Le président français François Hollande a ainsi recommandé «la plus grande vigilance», face aux risques de confrontation. «Nous devons tout faire pour rétablir le dialogue et favoriser l'apaisement», a-t-il dit.

Le président américain Barack Obama a pour sa part souligné que les États-Unis défendaient le droit des Ukrainiens de «s'exprimer librement et pacifiquement». Des discussions étaient par ailleurs en cours jeudi soir entre le Congrès et le gouvernement américain la possibilité d'imposer des sanctions contre l'Ukraine. «Aucune décision n'a été prise», a toutefois déclaré la porte-parole du département d'État, Jennifer Psaki.

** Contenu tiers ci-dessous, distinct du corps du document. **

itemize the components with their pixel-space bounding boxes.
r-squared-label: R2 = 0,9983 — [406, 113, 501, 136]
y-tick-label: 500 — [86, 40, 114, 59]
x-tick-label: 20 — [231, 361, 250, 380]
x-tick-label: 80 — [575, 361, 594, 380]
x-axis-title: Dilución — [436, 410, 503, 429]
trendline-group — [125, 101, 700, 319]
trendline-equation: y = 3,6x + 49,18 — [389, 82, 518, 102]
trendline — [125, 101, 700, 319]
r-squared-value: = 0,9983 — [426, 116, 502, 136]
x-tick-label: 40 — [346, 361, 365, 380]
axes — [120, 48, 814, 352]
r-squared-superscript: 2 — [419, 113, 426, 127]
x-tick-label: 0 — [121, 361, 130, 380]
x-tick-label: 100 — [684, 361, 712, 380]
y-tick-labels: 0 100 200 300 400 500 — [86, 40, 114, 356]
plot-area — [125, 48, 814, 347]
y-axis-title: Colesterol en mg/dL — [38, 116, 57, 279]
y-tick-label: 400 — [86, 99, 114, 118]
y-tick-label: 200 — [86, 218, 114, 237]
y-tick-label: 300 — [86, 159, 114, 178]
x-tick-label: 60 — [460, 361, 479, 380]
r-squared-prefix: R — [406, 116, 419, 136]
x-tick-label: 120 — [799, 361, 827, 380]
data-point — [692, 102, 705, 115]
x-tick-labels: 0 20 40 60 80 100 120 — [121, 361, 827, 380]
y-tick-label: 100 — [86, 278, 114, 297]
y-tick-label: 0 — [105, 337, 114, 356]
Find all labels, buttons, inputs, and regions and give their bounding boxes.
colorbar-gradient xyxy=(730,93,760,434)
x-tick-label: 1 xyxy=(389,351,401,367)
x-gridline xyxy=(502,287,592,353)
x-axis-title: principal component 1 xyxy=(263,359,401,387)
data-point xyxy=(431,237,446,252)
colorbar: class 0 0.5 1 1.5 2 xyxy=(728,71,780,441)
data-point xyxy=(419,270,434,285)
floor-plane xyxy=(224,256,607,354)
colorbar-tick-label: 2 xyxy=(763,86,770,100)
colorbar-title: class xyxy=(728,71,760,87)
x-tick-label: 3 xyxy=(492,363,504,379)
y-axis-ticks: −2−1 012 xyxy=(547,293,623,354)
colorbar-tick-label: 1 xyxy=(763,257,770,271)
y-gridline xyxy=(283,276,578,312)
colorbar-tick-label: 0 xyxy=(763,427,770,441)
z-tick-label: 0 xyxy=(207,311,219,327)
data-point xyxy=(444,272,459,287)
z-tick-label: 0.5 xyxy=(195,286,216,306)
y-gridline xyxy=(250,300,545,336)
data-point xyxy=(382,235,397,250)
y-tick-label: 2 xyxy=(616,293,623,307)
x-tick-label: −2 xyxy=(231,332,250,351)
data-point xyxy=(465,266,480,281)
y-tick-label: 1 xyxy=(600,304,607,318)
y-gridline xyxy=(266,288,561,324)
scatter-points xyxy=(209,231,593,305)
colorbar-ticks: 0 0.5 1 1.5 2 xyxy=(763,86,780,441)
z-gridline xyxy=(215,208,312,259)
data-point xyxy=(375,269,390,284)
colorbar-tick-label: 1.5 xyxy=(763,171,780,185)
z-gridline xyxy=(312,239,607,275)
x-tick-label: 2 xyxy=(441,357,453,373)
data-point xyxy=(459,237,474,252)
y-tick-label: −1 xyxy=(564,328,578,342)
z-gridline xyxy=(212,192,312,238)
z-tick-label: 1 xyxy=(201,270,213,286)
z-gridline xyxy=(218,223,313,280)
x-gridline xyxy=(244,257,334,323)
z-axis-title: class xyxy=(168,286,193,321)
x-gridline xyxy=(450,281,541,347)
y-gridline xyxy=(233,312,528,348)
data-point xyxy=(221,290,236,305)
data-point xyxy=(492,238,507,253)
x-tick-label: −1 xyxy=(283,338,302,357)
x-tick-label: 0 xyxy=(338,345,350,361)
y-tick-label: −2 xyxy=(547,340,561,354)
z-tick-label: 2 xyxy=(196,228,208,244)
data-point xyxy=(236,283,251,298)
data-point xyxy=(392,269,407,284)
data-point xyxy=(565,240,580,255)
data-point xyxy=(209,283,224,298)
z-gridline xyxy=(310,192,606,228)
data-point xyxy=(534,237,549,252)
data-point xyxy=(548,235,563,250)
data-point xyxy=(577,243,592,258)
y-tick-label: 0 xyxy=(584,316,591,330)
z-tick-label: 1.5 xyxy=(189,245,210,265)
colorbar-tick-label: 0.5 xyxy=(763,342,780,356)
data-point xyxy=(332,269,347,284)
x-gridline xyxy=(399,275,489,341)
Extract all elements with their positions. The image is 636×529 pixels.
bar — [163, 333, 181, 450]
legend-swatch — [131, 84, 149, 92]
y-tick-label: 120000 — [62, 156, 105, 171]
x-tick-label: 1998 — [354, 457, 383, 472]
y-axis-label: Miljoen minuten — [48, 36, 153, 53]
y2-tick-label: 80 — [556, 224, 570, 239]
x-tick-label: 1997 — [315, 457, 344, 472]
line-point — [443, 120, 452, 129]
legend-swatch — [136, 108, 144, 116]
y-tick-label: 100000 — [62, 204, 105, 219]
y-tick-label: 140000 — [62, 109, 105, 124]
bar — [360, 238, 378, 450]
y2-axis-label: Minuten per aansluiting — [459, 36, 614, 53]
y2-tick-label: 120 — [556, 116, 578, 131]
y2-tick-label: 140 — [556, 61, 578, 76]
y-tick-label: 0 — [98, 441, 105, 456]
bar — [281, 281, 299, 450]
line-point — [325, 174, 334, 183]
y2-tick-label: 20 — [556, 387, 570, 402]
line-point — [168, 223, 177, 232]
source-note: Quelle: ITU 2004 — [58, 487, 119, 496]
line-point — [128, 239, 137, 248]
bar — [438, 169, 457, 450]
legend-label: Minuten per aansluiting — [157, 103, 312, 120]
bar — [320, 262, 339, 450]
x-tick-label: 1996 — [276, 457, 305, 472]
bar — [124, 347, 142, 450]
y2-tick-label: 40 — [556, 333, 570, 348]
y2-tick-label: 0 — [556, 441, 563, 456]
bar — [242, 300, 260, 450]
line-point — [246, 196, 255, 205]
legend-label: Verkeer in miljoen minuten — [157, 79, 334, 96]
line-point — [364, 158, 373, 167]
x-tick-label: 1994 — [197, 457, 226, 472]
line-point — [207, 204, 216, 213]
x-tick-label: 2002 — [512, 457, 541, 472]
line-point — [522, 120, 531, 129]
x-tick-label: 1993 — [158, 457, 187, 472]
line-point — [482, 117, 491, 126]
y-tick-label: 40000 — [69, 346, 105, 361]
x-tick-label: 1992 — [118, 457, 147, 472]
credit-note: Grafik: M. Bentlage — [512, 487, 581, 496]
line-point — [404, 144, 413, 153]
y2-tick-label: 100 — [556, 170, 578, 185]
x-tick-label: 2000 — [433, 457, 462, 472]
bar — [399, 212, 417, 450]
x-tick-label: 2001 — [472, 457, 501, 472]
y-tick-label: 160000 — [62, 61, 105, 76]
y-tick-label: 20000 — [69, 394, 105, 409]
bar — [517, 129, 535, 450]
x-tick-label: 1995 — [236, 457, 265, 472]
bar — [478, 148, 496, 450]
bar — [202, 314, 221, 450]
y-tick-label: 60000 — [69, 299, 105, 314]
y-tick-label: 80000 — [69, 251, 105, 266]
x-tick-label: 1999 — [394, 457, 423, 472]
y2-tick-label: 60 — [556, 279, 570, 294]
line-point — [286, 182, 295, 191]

La Russie, qui a vivement dénoncé ce qu'elle perçoit comme des ingérences européennes en Ukraine, a affiché sa circonspection à l'égard des changements en cours à Kiev.

Vladimir Poutine a estimé qu'il fallait «attendre la formation du nouveau gouvernement», avant de continuer de mettre en oeuvre l'aide économique de 15 milliards de dollars accordée en décembre à ce pays après qu'il eut renoncé à s'associer à l'UE.

L'Ukraine, au bord de la cessation de paiements, a un besoin aigu de soutien financier pour faire face à ses obligations.

Des chiffres publiés jeudi ont indiqué que seul un rebond au quatrième trimestre 2013 lui avait permis d'enregistrer une croissance nulle, après cinq trimestres successifs de recul de son PIB.